Apply a nn.Module function to data in batches

maxmatical · November 24, 2019, 10:27pm

For example, I have data with features features in an n x m1 x m2 tensor, and a modelthat I’m using to transform the input features by putting it through the model



class model(nn.Module):
    def __init__(self):
        super(model, self).__init__()
        ...

    def forward(self, x):
        ...
        return x

model = model()

However due to the size of the data, I get a cuda out of memory error if I just do

new_features = model(features)

So I want to process the data in batches using a DataLoader, but what should I do after making the batch predictions to get the new_features as an n x m1 x m2 tensor?

ptrblck · November 25, 2019, 3:19am

The Data loading tutorial might be a good starter to familiarize yourself with the Dataset and DataLoader.
If you have already loaded all samples before, you could pass them to a TensorDataset (alternatively you could also write your own custom Dataset) and just wrap it in a DataLoader.

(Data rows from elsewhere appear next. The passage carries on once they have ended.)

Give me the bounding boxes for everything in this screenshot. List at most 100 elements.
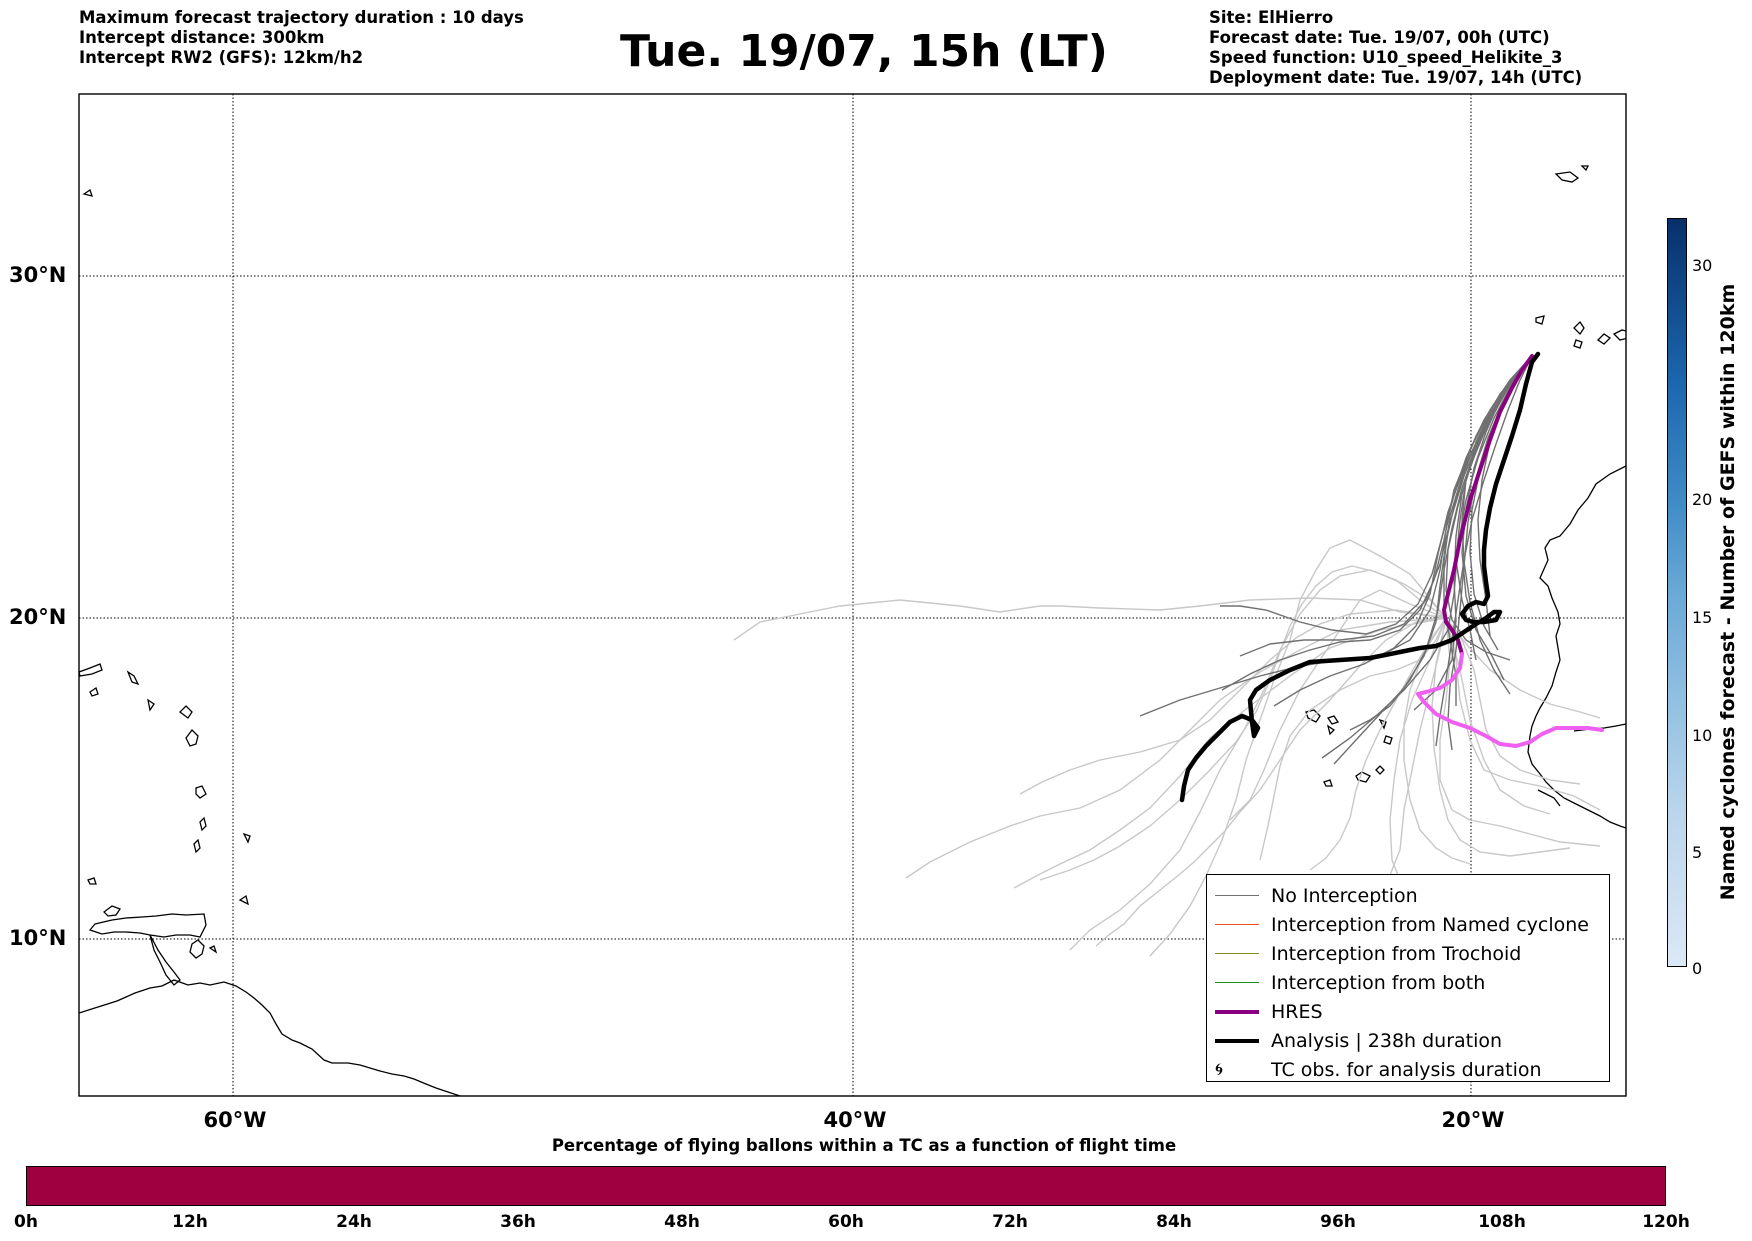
colorbar-horizontal-title: Percentage of flying ballons within a TC…	[551, 1136, 1177, 1155]
coastline-azores-1	[1554, 171, 1580, 183]
coastline-cape-verde-7	[1375, 765, 1385, 775]
legend-swatch	[1215, 1038, 1259, 1043]
coastline-antilles-11	[87, 877, 97, 885]
legend-swatch	[1215, 1009, 1259, 1014]
lon-label-60w: 60°W	[203, 1108, 267, 1132]
trajectory-hres	[1416, 354, 1604, 748]
coastline-venezuela-west	[88, 913, 207, 938]
legend-label: Interception from Named cyclone	[1271, 913, 1589, 936]
lat-label-20: 20°N	[9, 605, 67, 629]
trajectory-light	[1013, 617, 1447, 889]
legend-swatch	[1215, 924, 1259, 925]
trajectory-light	[1403, 617, 1471, 865]
colorbar-horizontal	[26, 1166, 1666, 1206]
lon-label-40w: 40°W	[823, 1108, 887, 1132]
coastline-canary-2	[1612, 329, 1626, 341]
colorbar-horizontal-tick: 36h	[500, 1212, 536, 1232]
colorbar-vertical	[1667, 218, 1687, 967]
legend-item-tc-obs: 🌀︎ TC obs. for analysis duration	[1215, 1055, 1542, 1084]
coastline-cape-verde-2	[1326, 715, 1340, 725]
coastline-antilles-6	[89, 686, 99, 697]
lat-label-10: 10°N	[9, 926, 67, 950]
tc-symbol-icon: 🌀︎	[1215, 1059, 1223, 1080]
coastline-trinidad	[189, 939, 205, 959]
map-frame	[78, 93, 1627, 1097]
colorbar-horizontal-tick: 60h	[828, 1212, 864, 1232]
colorbar-horizontal-tick: 0h	[14, 1212, 38, 1232]
coastline-canary-1	[1573, 320, 1585, 336]
trajectory-no-interception	[1443, 355, 1533, 706]
colorbar-horizontal-tick: 72h	[992, 1212, 1028, 1232]
coastline-antilles-8	[126, 670, 140, 686]
header-right-line: Deployment date: Tue. 19/07, 14h (UTC)	[1209, 68, 1583, 87]
legend-item-no-interception: No Interception	[1215, 881, 1418, 910]
legend-label: HRES	[1271, 1000, 1323, 1023]
trajectory-light	[1039, 565, 1447, 881]
legend-label: Analysis | 238h duration	[1271, 1029, 1503, 1052]
trajectory-no-interception	[1220, 355, 1533, 635]
colorbar-horizontal-tick: 12h	[172, 1212, 208, 1232]
coastline-gambia	[1537, 789, 1561, 807]
coastline-antilles-1	[185, 729, 199, 747]
coastline-antilles-9	[147, 698, 155, 712]
coastline-antilles-12	[238, 894, 249, 906]
header-right: Site: ElHierro Forecast date: Tue. 19/07…	[1209, 8, 1582, 88]
header-left: Maximum forecast trajectory duration : 1…	[79, 8, 524, 68]
coastline-cape-verde-3	[1383, 735, 1393, 745]
hres-track-dark	[1442, 354, 1534, 656]
coastline-antilles-5	[193, 838, 201, 854]
trajectory-no-interception	[1321, 355, 1533, 759]
lat-label-30: 30°N	[9, 263, 67, 287]
coastline-south-america	[79, 979, 462, 1096]
colorbar-vertical-tick: 0	[1692, 959, 1703, 978]
lon-label-20w: 20°W	[1441, 1108, 1505, 1132]
colorbar-horizontal-tick: 120h	[1642, 1212, 1690, 1232]
legend-label: Interception from Trochoid	[1271, 942, 1522, 965]
legend-item-both: Interception from both	[1215, 968, 1485, 997]
coastline-maracaibo	[149, 934, 181, 986]
legend-label: No Interception	[1271, 884, 1418, 907]
colorbar-vertical-tick: 5	[1692, 843, 1703, 862]
legend-label: Interception from both	[1271, 971, 1486, 994]
coastline-canary-4	[1573, 339, 1583, 349]
legend-item-analysis: Analysis | 238h duration	[1215, 1026, 1502, 1055]
trajectory-light	[733, 597, 1447, 641]
legend-item-trochoid: Interception from Trochoid	[1215, 939, 1521, 968]
header-right-line: Speed function: U10_speed_Helikite_3	[1209, 48, 1563, 67]
coastline-cape-verde-4	[1326, 724, 1336, 736]
trajectories-no-interception	[1139, 355, 1533, 765]
colorbar-horizontal-tick: 108h	[1478, 1212, 1526, 1232]
legend-swatch	[1215, 953, 1259, 954]
colorbar-vertical-tick: 30	[1692, 256, 1713, 275]
colorbar-vertical-tick: 20	[1692, 490, 1713, 509]
coastline-antilles-10	[242, 832, 251, 844]
page-title: Tue. 19/07, 15h (LT)	[620, 26, 1108, 77]
header-right-line: Site: ElHierro	[1209, 8, 1334, 27]
colorbar-vertical-tick: 10	[1692, 726, 1713, 745]
trajectory-light	[1095, 617, 1447, 947]
trajectory-light	[1309, 617, 1447, 871]
coastline-madeira	[1535, 315, 1545, 325]
colorbar-horizontal-tick: 24h	[336, 1212, 372, 1232]
coastline-antilles-7	[79, 663, 103, 677]
legend-swatch	[1215, 895, 1259, 896]
coastline-africa-west	[1527, 465, 1626, 829]
coastline-antilles-2	[179, 705, 193, 719]
colorbar-horizontal-tick: 84h	[1156, 1212, 1192, 1232]
header-left-line: Intercept distance: 300km	[79, 28, 325, 47]
header-right-line: Forecast date: Tue. 19/07, 00h (UTC)	[1209, 28, 1550, 47]
coastline-antilles-3	[195, 785, 207, 799]
coastline-paraguana	[103, 905, 121, 917]
coastline-cape-verde-1	[1305, 709, 1321, 723]
trajectory-analysis	[1179, 351, 1541, 803]
coastline-cape-verde-8	[1323, 779, 1333, 787]
coastline-antilles-4	[199, 816, 207, 832]
legend-label: TC obs. for analysis duration	[1271, 1058, 1542, 1081]
colorbar-horizontal-tick: 48h	[664, 1212, 700, 1232]
trajectory-light	[1445, 617, 1601, 719]
legend-item-named-cyclone: Interception from Named cyclone	[1215, 910, 1589, 939]
colorbar-vertical-label: Named cyclones forecast - Number of GEFS…	[1717, 283, 1739, 901]
trajectory-no-interception	[1461, 355, 1533, 695]
trajectory-light	[905, 617, 1447, 879]
trajectory-light	[1019, 609, 1447, 795]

maxmatical · November 25, 2019, 4:20pm

From the documentation, to create a TensorDataset I just need the x and y values, and pass that into the TensorDataset? Does it require the y values be in a one-hot encoded tensor (so n x n_classes) or can it be just an n x 1 tensor?

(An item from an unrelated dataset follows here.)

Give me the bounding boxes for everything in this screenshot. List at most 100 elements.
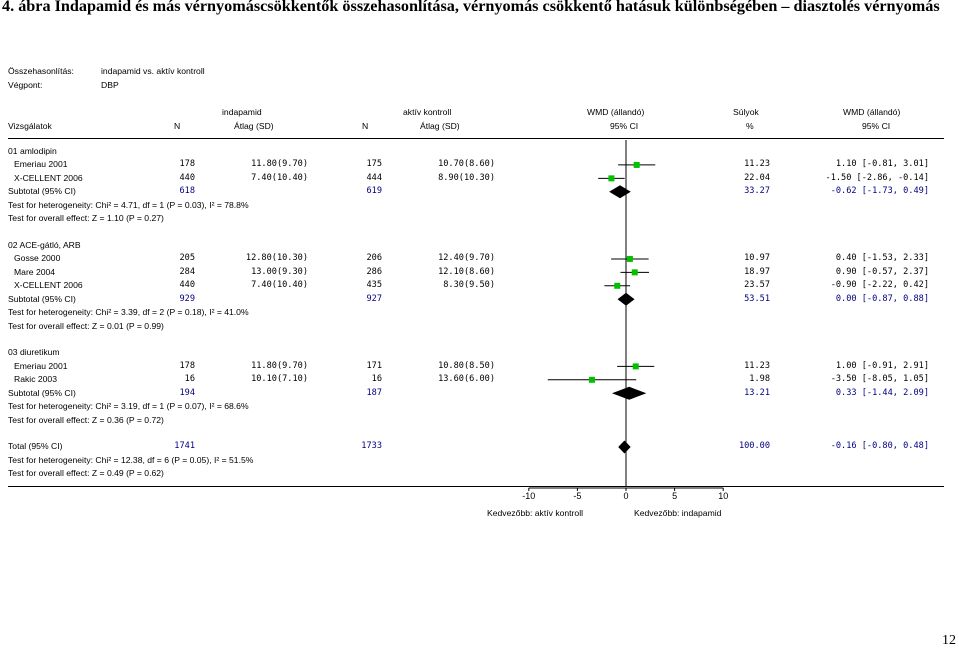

ptrblck · November 25, 2019, 4:50pm

The shape of the target depends on your use case.
TensorDataset will take whatever tensors you pass to it.

However, if you are dealing with a multi-class classification (and use e.g. nn.CrossEntropyLoss), your targets should be LongTensors containing the class indices.
For a model output of [batch_size, nb_classes], your targets would be [batch_size] with values in [0, nb_classes-1].